Carvalho da Silva* | Jornal de Notícias | opinião
Já sabemos quem serão os ministros do próximo Governo e os âmbitos dos ministérios que cada um vai dirigir.
Falta conhecer quem serão os secretários de Estado e quais os seus perfis, elementos que nos poderão elucidar sobre a orgânica geral, o rumo e a capacidade de ação a esperar de cada equipa ministerial. No que diz respeito ao contexto em que a legislatura se irá desenrolar, pode avançar-se alguns traços que o marcarão.
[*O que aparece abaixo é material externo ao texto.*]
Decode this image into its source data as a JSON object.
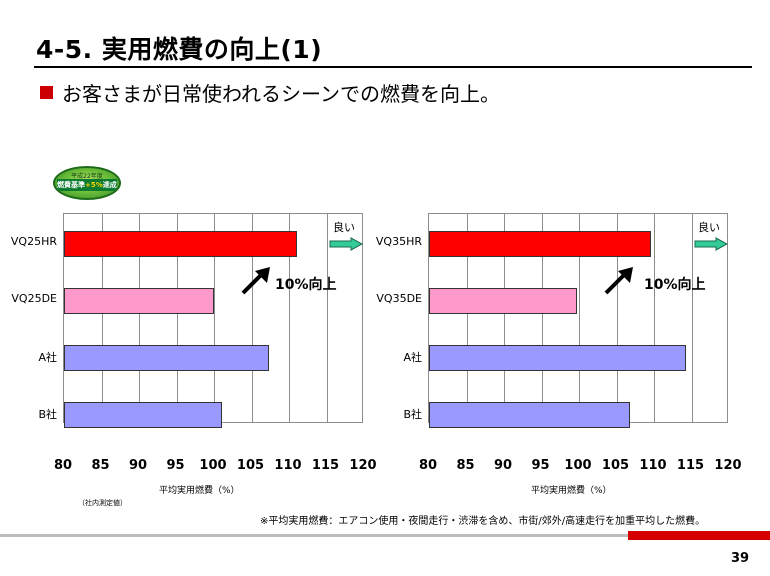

Um mês depois da invasão da Ucrânia pela Rússia, a guerra prossegue com os seus horrores, num cenário de corrida contra o tempo, de premência da ação diplomática. Por vezes, parece haver iniciativas pontuais geradoras de esperança, contudo, esta só será verdadeira quando existirem compromissos que interrompam a guerra e abram portas à negociação de soluções políticas para o futuro. O cenário geopolítico é complicado. As grandes placas tectónicas são diferentes das que existiam umas décadas atrás e movem-se com algumas novas visões do mundo - independentemente dos juízos que podemos e devemos fazer sobre elas e da pretensa superioridade moral do chamado Ocidente. A diplomacia tem de ser bem mais do que a troca de "avisos" a que temos assistido, e jamais se pode restringir às verdades das propagandas.
Deparamo-nos com realidades duras: a dor profunda do povo ucraniano que arrasta o sofrimento de outros; a ONU, incapaz de gerar soluções, traz-nos à memória o desabar da Sociedade das Nações; o ricochete das sanções aplicadas à Rússia está longe de ser percetível, mas é certo que o grande poder económico/financeiro não abdicará de fazer negócio; a escalada belicista prossegue e agrava os conflitos que já existiam e os horrores que provocavam; a exploração dos trabalhadores e dos povos aumenta; a extrema-direita e forças fascistas, atuando em todos os espaços do conflito, aproveitam para "normalizar" a sua existência e vão-se credibilizando, facto que, no quadro de um deslizar político global para a Direita, deixa antever graves problemas políticos para o futuro.
No plano nacional, o contexto com que o Governo se depara, se estiver apostado em vencer problemas crónicos que impedem o desenvolvimento do país, é exigente. A desvalorização salarial e das profissões, a precariedade e o esvaziamento da negociação coletiva como fatores estratégicos do perfil da economia têm de ser abandonados. O caminho errado vem de trás, as políticas austeritárias agravaram-no, a pandemia evidenciou-o, mas acentuou-o, e há oportunistas a invocarem os impactos da guerra para se prosseguir no erro.
O PRR, os programas 20/30 e outros instrumentos de investimento têm de ser aplicados com rigor para que as empresas se posicionem melhor nas cadeias de valor. Isso não se resolve com a existência de um programa doutamente construído: impõe planeamento e políticas publicas bem desenhadas e ágeis. Será que o Governo vai ser capaz de construir políticas articuladas para respostas estruturais aos problemas demográfico, habitacional, das mobilidades, da pobreza e territorial? Ou vamos continuar a ter cada ministro ou secretário de Estado a aterrar aqui e ali com a sua agenda de ocasião?
Não é preciso ser bruxo para adivinhar que o deslizar para a Direita e a "normalização" da extrema-direita vão acentuar a tentação para afastar contributos das forças da Esquerda. Há que mobilizar a sociedade. O Governo tem condições e a obrigação de estar à altura dos desafios.